Momen was forthcoming about how the absence of Ali Farag, the previous world champion, 2016 world champion Karim Abdel Gawad and the 2017 champion Mohamed ElShorbagy only added to his worries.
“On paper it looked like an opportunity, but it just put a lot more pressure on me. I knew if I didn’t win, I would regret this even though the calibre of the players who were left in the draw was so high. I knew I would go back home with so much regret, and this itself put me through hell,” the 31-year-old said.
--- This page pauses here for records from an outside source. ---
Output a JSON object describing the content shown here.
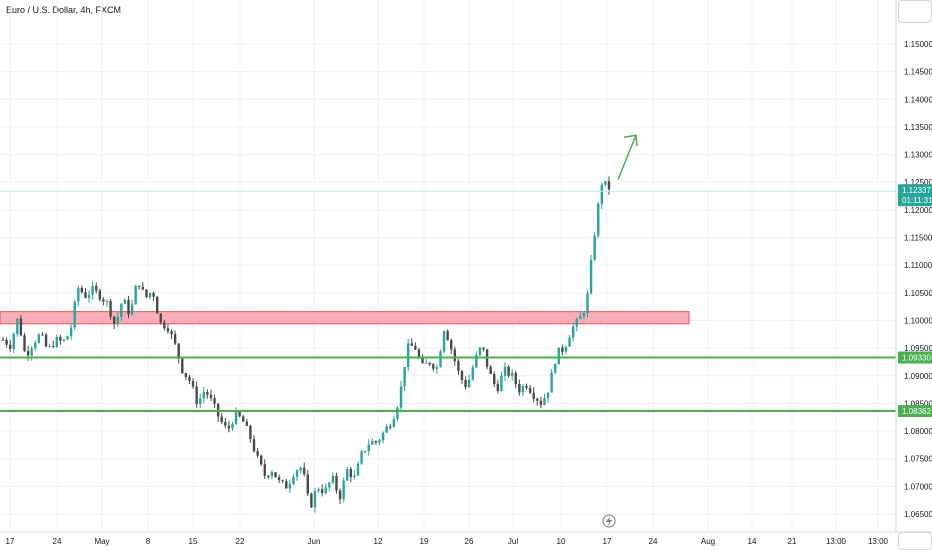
{
  "header": {
    "symbol_title": "Euro / U.S. Dollar, 4h, FXCM"
  },
  "price_labels": {
    "last_price": "1.12337",
    "countdown": "01:11:31",
    "support_1": "1.09330",
    "support_2": "1.08362"
  },
  "colors": {
    "up": "#26a69a",
    "down": "#4a4a4a",
    "support_line": "#4caf50",
    "resistance_zone": "#f7a0ad",
    "resistance_border": "#ef5350",
    "arrow": "#4caf50",
    "last_price_bg": "#26a69a"
  },
  "chart_data": {
    "type": "candlestick",
    "y_ticks": [
      "1.15000",
      "1.14500",
      "1.14000",
      "1.13500",
      "1.13000",
      "1.12500",
      "1.12000",
      "1.11500",
      "1.11000",
      "1.10500",
      "1.10000",
      "1.09500",
      "1.09000",
      "1.08500",
      "1.08000",
      "1.07500",
      "1.07000",
      "1.06500"
    ],
    "x_ticks": [
      "17",
      "24",
      "May",
      "8",
      "15",
      "22",
      "Jun",
      "12",
      "19",
      "26",
      "Jul",
      "10",
      "17",
      "24",
      "Aug",
      "14",
      "21",
      "13:00",
      "13:00"
    ],
    "ylim": [
      1.063,
      1.1545
    ],
    "resistance_zone": [
      1.0994,
      1.1016
    ],
    "support_levels": [
      1.0933,
      1.08362
    ],
    "last_price": 1.12337,
    "projection_arrow": {
      "from": 1.1255,
      "to": 1.1335
    },
    "anchors": [
      [
        0,
        1.0965
      ],
      [
        1,
        1.0955
      ],
      [
        2,
        1.1005
      ],
      [
        3,
        1.0935
      ],
      [
        4,
        1.096
      ],
      [
        5,
        1.0975
      ],
      [
        6,
        1.0945
      ],
      [
        7,
        1.0965
      ],
      [
        8,
        1.096
      ],
      [
        9,
        1.098
      ],
      [
        10,
        1.106
      ],
      [
        11,
        1.1045
      ],
      [
        12,
        1.1055
      ],
      [
        13,
        1.1045
      ],
      [
        14,
        1.103
      ],
      [
        15,
        1.099
      ],
      [
        16,
        1.104
      ],
      [
        17,
        1.101
      ],
      [
        18,
        1.1075
      ],
      [
        19,
        1.104
      ],
      [
        20,
        1.1055
      ],
      [
        21,
        1.0995
      ],
      [
        22,
        1.099
      ],
      [
        23,
        1.0955
      ],
      [
        24,
        1.091
      ],
      [
        25,
        1.089
      ],
      [
        26,
        1.085
      ],
      [
        27,
        1.0875
      ],
      [
        28,
        1.085
      ],
      [
        29,
        1.082
      ],
      [
        30,
        1.08
      ],
      [
        31,
        1.083
      ],
      [
        32,
        1.082
      ],
      [
        33,
        1.079
      ],
      [
        34,
        1.075
      ],
      [
        35,
        1.072
      ],
      [
        36,
        1.073
      ],
      [
        37,
        1.0705
      ],
      [
        38,
        1.07
      ],
      [
        39,
        1.073
      ],
      [
        40,
        1.0735
      ],
      [
        41,
        1.066
      ],
      [
        42,
        1.07
      ],
      [
        43,
        1.069
      ],
      [
        44,
        1.0715
      ],
      [
        45,
        1.068
      ],
      [
        46,
        1.073
      ],
      [
        47,
        1.0715
      ],
      [
        48,
        1.076
      ],
      [
        49,
        1.078
      ],
      [
        50,
        1.078
      ],
      [
        51,
        1.08
      ],
      [
        52,
        1.082
      ],
      [
        53,
        1.086
      ],
      [
        54,
        1.095
      ],
      [
        55,
        1.0955
      ],
      [
        56,
        1.0915
      ],
      [
        57,
        1.0925
      ],
      [
        58,
        1.0915
      ],
      [
        59,
        1.099
      ],
      [
        60,
        1.0945
      ],
      [
        61,
        1.09
      ],
      [
        62,
        1.088
      ],
      [
        63,
        1.0925
      ],
      [
        64,
        1.0955
      ],
      [
        65,
        1.0905
      ],
      [
        66,
        1.0875
      ],
      [
        67,
        1.091
      ],
      [
        68,
        1.09
      ],
      [
        69,
        1.0875
      ],
      [
        70,
        1.0885
      ],
      [
        71,
        1.0865
      ],
      [
        72,
        1.085
      ],
      [
        73,
        1.088
      ],
      [
        74,
        1.094
      ],
      [
        75,
        1.095
      ],
      [
        76,
        1.0985
      ],
      [
        77,
        1.1
      ],
      [
        78,
        1.103
      ],
      [
        79,
        1.115
      ],
      [
        80,
        1.125
      ],
      [
        81,
        1.124
      ]
    ],
    "x_range": [
      0,
      81
    ],
    "candle_count": 170
  }
}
Right after the match, before he lifted the trophy, he said, “If I tell you how many I have imagined making this speech my whole life, it’s countless. I really don’t know what to say. I just worked so hard for this. For years I have been trying, and I have come this close but it didn’t happen for me. I haven’t won a platinum event and the first major I ever win happens to be a world championship, it is unbelievable.”
Coll had his own pressures and battles to deal with being the first New Zealander since Ross Norman in 1986 to appear in the World Championships final.
“I just switched off my mobile phone last night,” he said.
“I am very proud of reaching my very first world championship final. I have had some massive support from back home, people waking up early morning, and so I just want to tell those people back home, I really felt it through the week and I really love you guys.
“I am proud of the (way I played through the) week but a little bit disappointed tonight but credit to Tarek, he really delivered on the big stage tonight,” Coll said.
Coll only had good words to say about the organisers, the fans and the atmosphere: “It’s the best tournament on tour in terms of hospitality, the way they look at us. The way the crowd gets behind the players, it’s amazing.
“Such a tournament deserves such a good atmosphere, so thank you to all the organisers, and to everyone who turned out the whole week, not just tonight. Thank you guys for making it all such a special tournament.”